Gehen Sie mit der Aufmerksamkeit und Wahrnehmung in den Kopf: Was genau und wie nehmen Sie wahr? Sehen Sie mehr oder weniger Details? Wohin geht Ihr Blick? Wie orientieren Sie sich im Raum? Haben Sie ausreichend Überblick?

Machen Sie, wenn Sie möchten, mehrere Durchgänge und hören Sie bei dem Zentrum auf, das (im Moment) am angenehmsten ist.

Übung: Spurensuche

Man neigt allgemein dazu, Inhalte zu beschreiben, das, was man erlebt hat, und dass es eben eher positiv oder eher negativ war. Oder man regt sich über andere auf bzw. lobt sie.

Bei der Übung geht es um die Suche nach dem zugrunde liegenden Kernbedürfnis. Vielleicht gibt es auch eine Präferenz in Ihrem Leben, sodass eines der drei Kernbedürfnisse für Sie einen besonderen Stellenwert hat.

Jetzt lade ich Sie ein, zwei Situationen in Ihrem Leben näher zu untersuchen. Zunächst eine unangenehme, schwierige und im zweiten Durchgang eine angenehme, positive Situation:

Wenn Sie jetzt an diese Situation denken, sich einfühlen, Ihren Körper wahrnehmen:

Was ist unangenehm/angenehm daran? Welches Kernbedürfnis war zuerst betroffen?

Einfach bei dieser Frage bleiben.

Natürlich darf man sich einfach ärgern oder freuen, aber spannend ist auch die triadische Reflexion, weil sie hilft, in einen Selbstklärungsprozess einzusteigen. Wenn man für sich geklärt hat, was triadisch gesehen bei einem abgelaufen ist, dann entsteht mehr Verständnis für die Gesamtsituation und man kann sich besser positionieren. So wächst der Raum der Möglichkeiten im Sinne von besserer Beziehung, mehr Überblick und größerem Handlungsspielraum.

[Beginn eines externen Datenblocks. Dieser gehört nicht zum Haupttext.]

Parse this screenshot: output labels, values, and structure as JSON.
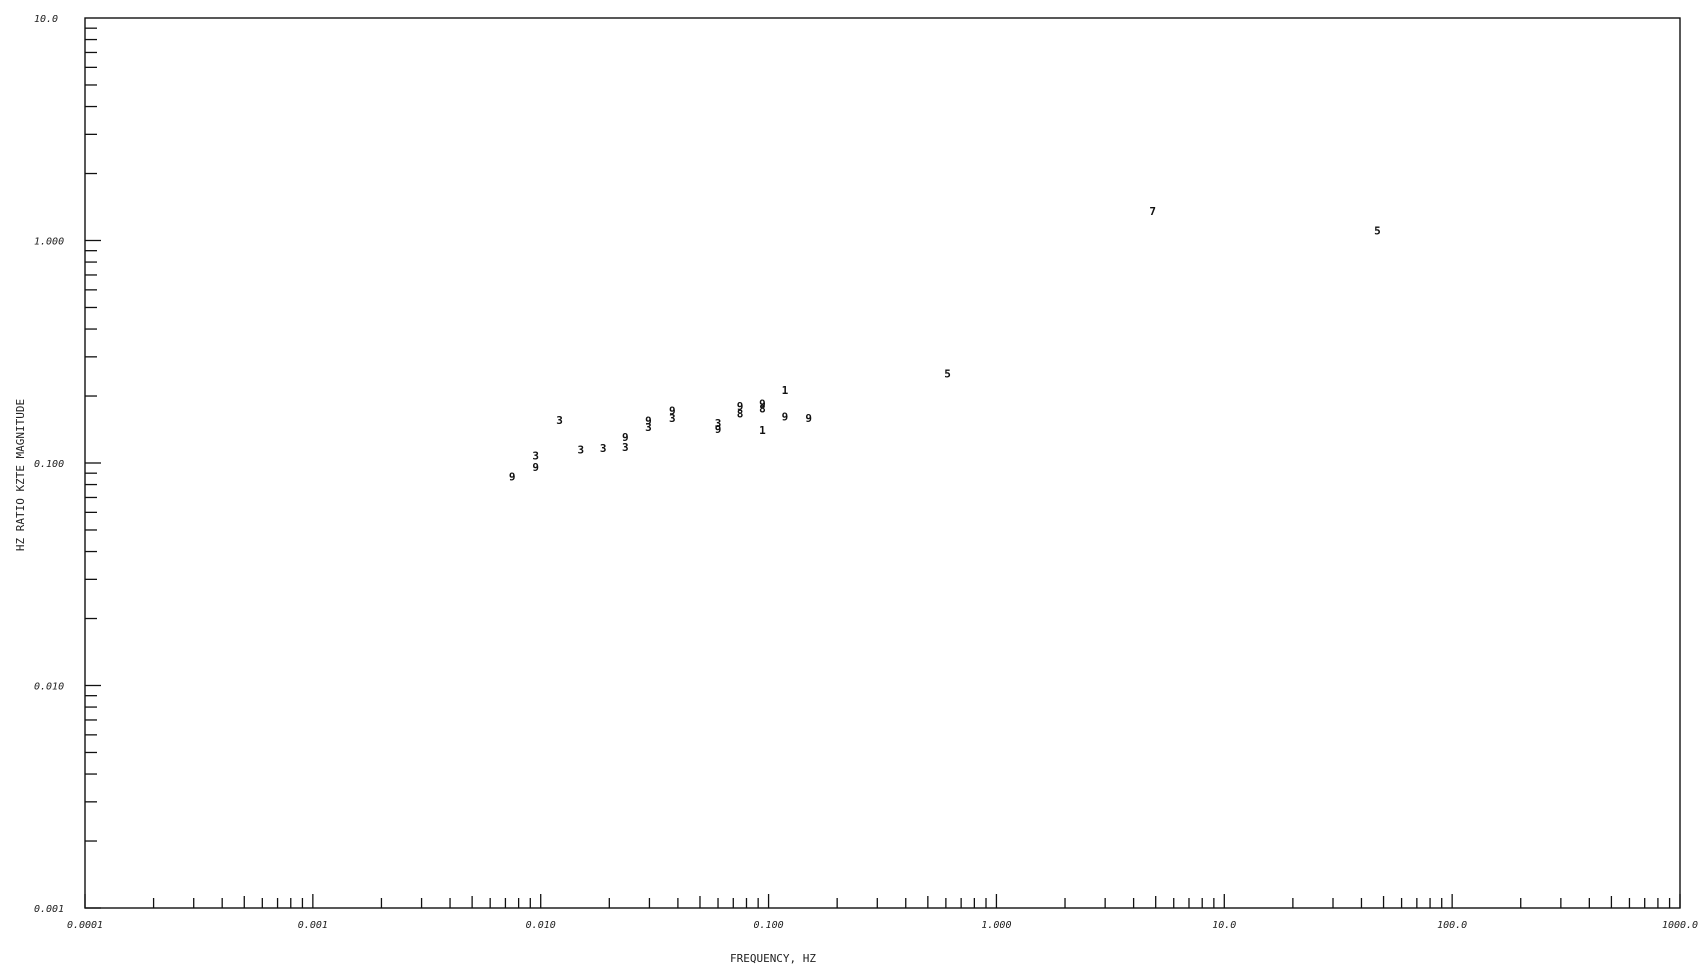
{
  "chart_data": {
    "type": "scatter",
    "title": "",
    "xlabel": "FREQUENCY, HZ",
    "ylabel": "HZ RATIO KZTE MAGNITUDE",
    "xscale": "log",
    "yscale": "log",
    "xlim": [
      0.0001,
      1000.0
    ],
    "ylim": [
      0.001,
      10.0
    ],
    "grid": false,
    "x_tick_labels": [
      {
        "value": 0.0001,
        "label": "0.0001"
      },
      {
        "value": 0.001,
        "label": "0.001"
      },
      {
        "value": 0.01,
        "label": "0.010"
      },
      {
        "value": 0.1,
        "label": "0.100"
      },
      {
        "value": 1.0,
        "label": "1.000"
      },
      {
        "value": 10.0,
        "label": "10.0"
      },
      {
        "value": 100.0,
        "label": "100.0"
      },
      {
        "value": 1000.0,
        "label": "1000.0"
      }
    ],
    "y_tick_labels": [
      {
        "value": 0.001,
        "label": "0.001"
      },
      {
        "value": 0.01,
        "label": "0.010"
      },
      {
        "value": 0.1,
        "label": "0.100"
      },
      {
        "value": 1.0,
        "label": "1.000"
      },
      {
        "value": 10.0,
        "label": "10.0"
      }
    ],
    "points": [
      {
        "x": 0.0075,
        "y": 0.087,
        "label": "9"
      },
      {
        "x": 0.0095,
        "y": 0.108,
        "label": "3"
      },
      {
        "x": 0.0095,
        "y": 0.096,
        "label": "9"
      },
      {
        "x": 0.0121,
        "y": 0.156,
        "label": "3"
      },
      {
        "x": 0.015,
        "y": 0.115,
        "label": "3"
      },
      {
        "x": 0.0188,
        "y": 0.117,
        "label": "3"
      },
      {
        "x": 0.0235,
        "y": 0.131,
        "label": "9"
      },
      {
        "x": 0.0235,
        "y": 0.118,
        "label": "3"
      },
      {
        "x": 0.0297,
        "y": 0.155,
        "label": "9"
      },
      {
        "x": 0.0297,
        "y": 0.145,
        "label": "3"
      },
      {
        "x": 0.0378,
        "y": 0.172,
        "label": "9"
      },
      {
        "x": 0.0378,
        "y": 0.159,
        "label": "3"
      },
      {
        "x": 0.06,
        "y": 0.151,
        "label": "3"
      },
      {
        "x": 0.06,
        "y": 0.142,
        "label": "9"
      },
      {
        "x": 0.075,
        "y": 0.18,
        "label": "9"
      },
      {
        "x": 0.075,
        "y": 0.167,
        "label": "8"
      },
      {
        "x": 0.094,
        "y": 0.185,
        "label": "9"
      },
      {
        "x": 0.094,
        "y": 0.176,
        "label": "8"
      },
      {
        "x": 0.094,
        "y": 0.141,
        "label": "1"
      },
      {
        "x": 0.118,
        "y": 0.213,
        "label": "1"
      },
      {
        "x": 0.118,
        "y": 0.162,
        "label": "9"
      },
      {
        "x": 0.15,
        "y": 0.159,
        "label": "9"
      },
      {
        "x": 0.61,
        "y": 0.252,
        "label": "5"
      },
      {
        "x": 4.85,
        "y": 1.36,
        "label": "7"
      },
      {
        "x": 47.0,
        "y": 1.11,
        "label": "5"
      }
    ]
  }
}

Übung: Reflexion der drei Kernbedürfnisse im eigenen Leben

Vergegenwärtigen Sie sich die drei Begriffe: Autonomie, Beziehung, Sicherheit. Was meinen Sie, wie sehr diese drei zentralen Aspekte in Ihrem Leben aktiviert und integriert sind?

Wieder ist es hilfreich, zuerst mit der Aufmerksamkeit in den Körper zu gehen: Wenn Sie während der Reflexion Reaktionen aus Ihrem Körper wahrnehmen, ist das unterstützend.

1. Stellen Sie sich die Beziehung zu Ihrem Partner, einem Ihrer Kinder oder zu einer anderen nahestehenden Person vor.

Wie würden Sie die Beziehung zu dieser Person anhand der Triade einschätzen?

Autonomie: Hat jeder genügend Freiraum für sich?

Beziehung: Wie gut sind Sie in Kontakt miteinander? Sind Ihre Gefühle füreinander überwiegend positiv?

Sicherheit: Wissen Sie immer, woran Sie mit dem anderen sind und er mit Ihnen? Können Sie sich aufeinander verlassen?

Wie viel von welchem Kernbedürfnis bieten Sie an?

Wo würden Sie selbst gerne mehr oder auch weniger bekommen?

2. Denken Sie an Ihre Arbeit oder an das Unternehmen, in dem Sie tätig sind (auch als Hausmann/-frau). Was meinen Sie, wie stark die drei Kernbedürfnisse in Ihrem Arbeitsleben repräsentiert sind?

Sicherheit: Ist ausreichend Überblick und Orientierung vorhanden, was Ihren Arbeitsplatz, die Arbeitsplatzbeschreibung, Abläufe, Handlungsanweisungen, Richtlinien betrifft? Gibt es womöglich eine Überforderung?

Autonomie: Wie sieht es mit Handlungsspielräumen aus, der persönlichen Freiheit, Gestaltungsmöglichkeiten, selbstständigem Arbeiten?

Beziehung: Wie ist das Verhältnis unter Kollegen, im Team, zum Chef oder Vorgesetzten? Welchen Wert stellt das Betriebsklima dar? Wie ist der kollegiale Austausch?

Inwieweit ist einer der Bereiche durch die jeweils anderen beiden beeinflusst? Natürlich wirken immer alle drei Bereiche zusammen, aber wenn man sie separat und in ihrer Wechselwirkung betrachtet, wird einem oft klar, wo die Quellen für Schwierigkeiten oder Wohlergehen liegen.